The crew commissioned to mount a production of this well-worn classic is as inept and contentious a cast of misfits as you’re liable to find on a single stage. There is Mrs. Reece (Shellie Shulkin), a preening, solipsistic gadabout with a saccharine smile and meddlesome nature; Gordon (Larry Albert), the clueless stagehand-turned-actor; Thelma (Alyson S. Branner), the haughty town diva who takes the unlikely role of Scrooge; the accident-prone Mercedes (Lorrie Fargo); and Felicity (Bethany Wallace), the lovely young actress trapped in a theatrical train wreck. From the get-go, anything that can go wrong with their play does: late and missing actors, malfunctioning equipment, botched lines, onstage arguments, off-key musical numbers. The ensuing fiasco is so epic, so total, that it’s nearly impossible to identify the shrapnel of Dickens’ original work. Normally, any sort of fiasco, intentional or not, makes for good viewing, revealing as it does a kind of talent reversal—the gears and guts of entertainment turned inside out, gaining a momentum of their own. Such a failure, following its own ineluctable logic, foils expectations and creates an atmosphere of tension: the true fuel of comedy.
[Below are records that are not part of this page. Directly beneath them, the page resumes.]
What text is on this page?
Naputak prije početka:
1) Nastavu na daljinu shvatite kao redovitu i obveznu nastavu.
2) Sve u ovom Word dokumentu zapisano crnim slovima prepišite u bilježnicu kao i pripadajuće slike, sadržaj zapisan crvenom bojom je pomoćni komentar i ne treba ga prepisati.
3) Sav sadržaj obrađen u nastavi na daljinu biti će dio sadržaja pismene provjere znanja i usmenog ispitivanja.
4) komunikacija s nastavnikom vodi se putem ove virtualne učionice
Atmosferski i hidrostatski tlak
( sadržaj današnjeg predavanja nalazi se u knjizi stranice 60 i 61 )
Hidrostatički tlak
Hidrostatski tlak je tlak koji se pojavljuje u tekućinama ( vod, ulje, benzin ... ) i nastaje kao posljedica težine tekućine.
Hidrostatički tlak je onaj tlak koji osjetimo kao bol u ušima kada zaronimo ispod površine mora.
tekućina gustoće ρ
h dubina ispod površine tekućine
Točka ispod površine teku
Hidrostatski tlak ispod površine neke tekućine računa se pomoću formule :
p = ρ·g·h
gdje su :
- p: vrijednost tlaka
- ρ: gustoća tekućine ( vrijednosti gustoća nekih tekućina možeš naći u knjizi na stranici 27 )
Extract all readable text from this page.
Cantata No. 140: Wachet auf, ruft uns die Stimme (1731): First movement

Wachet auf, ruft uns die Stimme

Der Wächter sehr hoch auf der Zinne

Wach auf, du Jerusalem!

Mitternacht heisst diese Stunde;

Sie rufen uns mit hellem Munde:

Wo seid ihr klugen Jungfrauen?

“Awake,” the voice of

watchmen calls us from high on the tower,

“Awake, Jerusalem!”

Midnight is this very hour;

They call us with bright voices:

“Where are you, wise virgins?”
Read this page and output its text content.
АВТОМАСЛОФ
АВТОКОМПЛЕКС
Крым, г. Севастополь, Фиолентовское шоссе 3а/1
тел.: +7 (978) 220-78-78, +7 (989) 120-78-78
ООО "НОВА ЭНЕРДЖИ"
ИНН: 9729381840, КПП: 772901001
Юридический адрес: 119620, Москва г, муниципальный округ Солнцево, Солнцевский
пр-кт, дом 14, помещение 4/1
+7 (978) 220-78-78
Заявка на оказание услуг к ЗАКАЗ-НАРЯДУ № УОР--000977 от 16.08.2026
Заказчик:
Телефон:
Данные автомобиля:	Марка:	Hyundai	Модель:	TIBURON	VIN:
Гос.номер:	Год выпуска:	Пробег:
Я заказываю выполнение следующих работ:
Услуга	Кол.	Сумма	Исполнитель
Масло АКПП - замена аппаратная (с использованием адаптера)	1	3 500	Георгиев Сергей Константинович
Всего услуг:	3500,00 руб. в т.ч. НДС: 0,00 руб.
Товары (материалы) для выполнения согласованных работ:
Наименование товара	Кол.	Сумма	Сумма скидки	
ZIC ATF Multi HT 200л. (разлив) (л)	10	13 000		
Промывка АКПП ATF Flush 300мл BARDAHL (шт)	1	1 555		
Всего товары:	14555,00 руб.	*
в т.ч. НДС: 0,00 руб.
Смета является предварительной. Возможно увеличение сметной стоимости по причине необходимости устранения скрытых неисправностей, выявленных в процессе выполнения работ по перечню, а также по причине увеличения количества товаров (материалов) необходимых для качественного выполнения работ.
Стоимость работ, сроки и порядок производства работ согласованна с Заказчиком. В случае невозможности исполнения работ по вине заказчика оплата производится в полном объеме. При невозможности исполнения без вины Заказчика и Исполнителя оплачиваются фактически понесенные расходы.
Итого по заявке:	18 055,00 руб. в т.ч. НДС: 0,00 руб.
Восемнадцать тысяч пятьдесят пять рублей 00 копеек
In Taproot’s production, however, the fiasco somehow falls flat. The problem is, precisely, a lack of tension: The characters embody very distinct and recognizable comic types, yet the relation of each to the others is fuzzy or utterly undeveloped. For the play-within-a-play device to work, a compelling backstory should be developed, something to drive the narrative, provide motive, and at least partially explain the source of the failure. In this Christmas Carol, we’re simply presented with a stock of characters running through an unsurprising slapstick routine of gags and goof-ups. Director Scott Nolte’s talented cast performs admirably, but there isn’t a lot they can do with a weak script—one that could have used a few more visits by the Ghost of Playwrights Better.